I particularly enjoy videos where people talk about goals, creating habits and sticking to them. Where people create life maps and mood boards of what they want their future to look like. I do it too, but all in my head. Nothing is neat; all my ideas are scattered across five different notebooks (bought in haste each time I had a new idea), a Trello board and a trusty to-do list app on my phone. It’s not neat but it is all there. From my weekly grocery list to places I want to go on holiday, outfit planning and a list of the countless films I still haven’t seen, I have a list and a plan for everything. I spend my commutes into work organising my to-do lists, adding and checking off the things I have done, or the plans I have changed in the day since I last updated them. There’s nothing I enjoy more than *sorting* things out, not necessarily creating.

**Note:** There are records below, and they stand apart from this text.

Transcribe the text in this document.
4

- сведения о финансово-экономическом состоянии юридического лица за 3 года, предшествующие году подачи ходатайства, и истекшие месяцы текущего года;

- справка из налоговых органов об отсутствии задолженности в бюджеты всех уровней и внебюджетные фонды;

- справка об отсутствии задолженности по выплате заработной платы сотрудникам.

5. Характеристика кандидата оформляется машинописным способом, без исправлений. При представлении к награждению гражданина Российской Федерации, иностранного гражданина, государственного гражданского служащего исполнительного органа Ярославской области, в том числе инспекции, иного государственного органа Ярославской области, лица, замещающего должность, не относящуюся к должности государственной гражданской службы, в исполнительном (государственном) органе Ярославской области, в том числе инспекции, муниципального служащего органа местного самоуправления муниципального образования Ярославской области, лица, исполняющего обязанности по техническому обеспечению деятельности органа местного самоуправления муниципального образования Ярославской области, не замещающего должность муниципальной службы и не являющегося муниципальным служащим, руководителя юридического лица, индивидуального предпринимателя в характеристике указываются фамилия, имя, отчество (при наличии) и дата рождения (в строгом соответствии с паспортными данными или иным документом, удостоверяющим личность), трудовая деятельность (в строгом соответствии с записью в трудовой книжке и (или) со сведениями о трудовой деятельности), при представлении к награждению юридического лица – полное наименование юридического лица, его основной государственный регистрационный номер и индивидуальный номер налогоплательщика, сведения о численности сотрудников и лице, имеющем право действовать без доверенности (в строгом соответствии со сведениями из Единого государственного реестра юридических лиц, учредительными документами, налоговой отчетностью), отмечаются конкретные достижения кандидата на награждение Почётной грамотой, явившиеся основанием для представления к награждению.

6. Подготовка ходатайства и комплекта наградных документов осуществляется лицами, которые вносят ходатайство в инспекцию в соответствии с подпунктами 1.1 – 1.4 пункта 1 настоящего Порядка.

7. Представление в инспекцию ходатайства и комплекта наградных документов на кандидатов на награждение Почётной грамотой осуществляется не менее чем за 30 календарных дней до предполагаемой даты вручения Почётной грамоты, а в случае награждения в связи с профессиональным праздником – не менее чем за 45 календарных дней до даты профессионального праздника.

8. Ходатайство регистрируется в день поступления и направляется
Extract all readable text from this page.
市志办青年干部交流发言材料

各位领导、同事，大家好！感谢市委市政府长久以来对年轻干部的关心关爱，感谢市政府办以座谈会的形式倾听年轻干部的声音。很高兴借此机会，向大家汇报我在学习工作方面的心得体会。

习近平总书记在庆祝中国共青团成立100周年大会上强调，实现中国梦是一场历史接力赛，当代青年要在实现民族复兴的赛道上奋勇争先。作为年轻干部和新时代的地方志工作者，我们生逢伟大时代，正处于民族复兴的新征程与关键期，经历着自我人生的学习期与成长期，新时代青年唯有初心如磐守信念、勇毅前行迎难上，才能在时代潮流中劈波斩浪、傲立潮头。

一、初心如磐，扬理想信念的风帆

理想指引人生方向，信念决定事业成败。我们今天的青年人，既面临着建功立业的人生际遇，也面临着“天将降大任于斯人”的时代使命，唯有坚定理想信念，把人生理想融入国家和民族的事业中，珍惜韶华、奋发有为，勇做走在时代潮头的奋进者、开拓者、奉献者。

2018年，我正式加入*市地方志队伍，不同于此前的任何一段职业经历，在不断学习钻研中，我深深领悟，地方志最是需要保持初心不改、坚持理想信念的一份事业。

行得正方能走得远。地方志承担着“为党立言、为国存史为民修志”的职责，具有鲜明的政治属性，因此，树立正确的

So why do I feel so unproductive? I have plans of what I want to achieve outside of work, and I begin with an energy boost that eventually peters off. This blog was my baby for two and a half years before post-uni life meant I didn’t give it quite enough attention. I want to return to it and I have plenty of ideas for posts and articles, yet when I get to it my brain just doesn’t seem capable of writing.

From blog posts to bookstagram, there were many plans I had for this year (which, to be fair, has only just started) I wanted to become a regular routine that haven’t. And because it hasn’t, my brain just shuts down and moves onto the next exciting thing only for the cycle to continue. It probably doesn’t help that I am so tuned in to what everyone else is doing online that as soon as I see someone else do something I get excited and want to do it too (note to self: stop scrolling!).

Does anyone else feel like this? Where your brain is very focused on creating the list of ideas and a plan that by the time you get round to doing it you’re already bored of it? It’s as if all of my energy is based on forming, rather than executing, an idea. My brain is buzzing with plans but it doesn’t want to stick to them for long. Is it subconsciously scared of not being able to pull a plan off? Oof, that’s a heavy thought.

So what’s the solution? Perhaps it’s that I need to give myself tunnel-vision (if that’s the right word) and focus on, say, three tasks at a time. Maybe I should get up at silly o’clock in the morning and go to bed at silly o’clock at night to try and cram everything I want to do in. What if this whole panic is my brain letting me know my calling is actually to organise other people’s lives. That’s wishful thinking, but if anyone has any ideas of how I can stop obsessing over the organisation and start doing, then please let me know.